Some of the mechanicals we passed interacted with visitors in a limited fashion. Before a vast tournament-grounds where automated knights jousted, I played a game at chess with a black king; I lost badly, for lack of concentration. We passed the atelier of an artificial painter who was the very image of a master from the Italian Renaissance, and he offered to limn us, displaying for our edification works of his devising; the precision of their perspectives unnerved me. We walked through a bordello of fabricated queens, of Helen and Semiramis and Cleopatra and Beersheba, and observed their curious interactions; I was educated and saddened, and found myself imagining things I dared not dream of but desired still. The whole of the fair was marvelously strange, built with a craft beyond any science I knew. But I had heard so much in recent years of the progress of rationality and of understanding. Who could say what was to be defined as impossible?

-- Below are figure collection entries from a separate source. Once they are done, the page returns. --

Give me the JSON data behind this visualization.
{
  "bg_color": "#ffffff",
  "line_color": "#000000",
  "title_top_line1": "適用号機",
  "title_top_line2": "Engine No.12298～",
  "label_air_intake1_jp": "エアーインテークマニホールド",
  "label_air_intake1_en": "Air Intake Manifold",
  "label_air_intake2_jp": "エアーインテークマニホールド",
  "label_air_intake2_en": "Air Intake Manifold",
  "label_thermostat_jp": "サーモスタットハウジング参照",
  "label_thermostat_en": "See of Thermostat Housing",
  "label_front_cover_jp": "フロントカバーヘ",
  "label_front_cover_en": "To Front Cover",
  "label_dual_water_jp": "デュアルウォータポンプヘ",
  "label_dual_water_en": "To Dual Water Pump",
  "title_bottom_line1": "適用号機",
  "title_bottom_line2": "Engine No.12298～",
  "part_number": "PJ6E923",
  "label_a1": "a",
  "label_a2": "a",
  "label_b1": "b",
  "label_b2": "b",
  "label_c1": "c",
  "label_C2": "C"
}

I wondered what else might be built, there in that artificial paradise. Could a new Olympia be constructed, her body put together piece by piece, a machine made for beauty? I, a new Pygmalion, might then have my Galatea with the blessing of the Queen of Love; but no, I was not so far deluded—her identity was hers alone, and what I craved was beyond my power to copy, merely to adore.
At the heart of the clockwork city Theodore and I found a palace which, like a mad Gothic cathedral, seemed built of arches and colored glass and curious fluted columns. From within came the sole sound we had heard produced in all the city, a rapid music in a minor key played by a harmony of many instruments. We entered to find the main hall of the palace was a theatre filled by a synthetic orchestra. Ther
e were dozens of automata, each with its own instrument; a parliament of mechanical musicians, sitting in ascending rows on our left hand and on our right. Past the aisle diving the facing rows of players was a vast pipe organ on a raised dais, its body bone-white, the pipes coiled round the keyboards like swollen serpents. A black-cloaked figure, the focus of all other musicians, played upon the organ. And before the dais, in the aisle, a man was dancing.
This was no automaton. He was skin and bones, his waistcoat absurdly tight, the boots at the end of his spidery legs tattered, a long-stemmed pipe waving in one hand. His skull was shorn at back and sides, a wild lock of dark hair fluttering over his brows. His nose was long and sharp, his chin pointed under in-curving cheeks, his ears lobeless. He was twice my age, perhaps, fifty or more. And he whirled toward us in a spray of limbs, his half-mocking smile upon his lips, and as the music ended he completed his dance with a bow: “Master Theodore! Master Ernst!” he cried. “Welcome to the Tick-tock Fair, welcome to Kreisler’s Automated Amusements! And welcome to the clockwork cynosure at the heart of my domain of improbabilities, welcome to the Palace of Wheels-Within-Wheels! Welcome I give you, yes, and welcome again!”
“Who are you?” demanded Theodore. “How do you know our names?”
The strange man danced back a step, and bowed again, a deep ironic bow. “I am Johannes Kreisler, conductor and enabler of all you see around you. I know your names, for there is little within this realm that I do not know.” He shot out his arms and black birds fluttered from his jacket; unliving automata. “All the devices of my kingdom provide my wisdom.”
Theodore’s lips quirked into a smile. “Why did you make all this, all these things? And how?”
“How?” repeated Kreisler. “Smoke and mirrors! Why? It is in my nature. Do not look further into my tricks; to men of my kind it is forbidden to reveal our secrets. Further questions you must pose to him.” And he pointed a quavering finger toward the cloaked figure at the hideous white organ.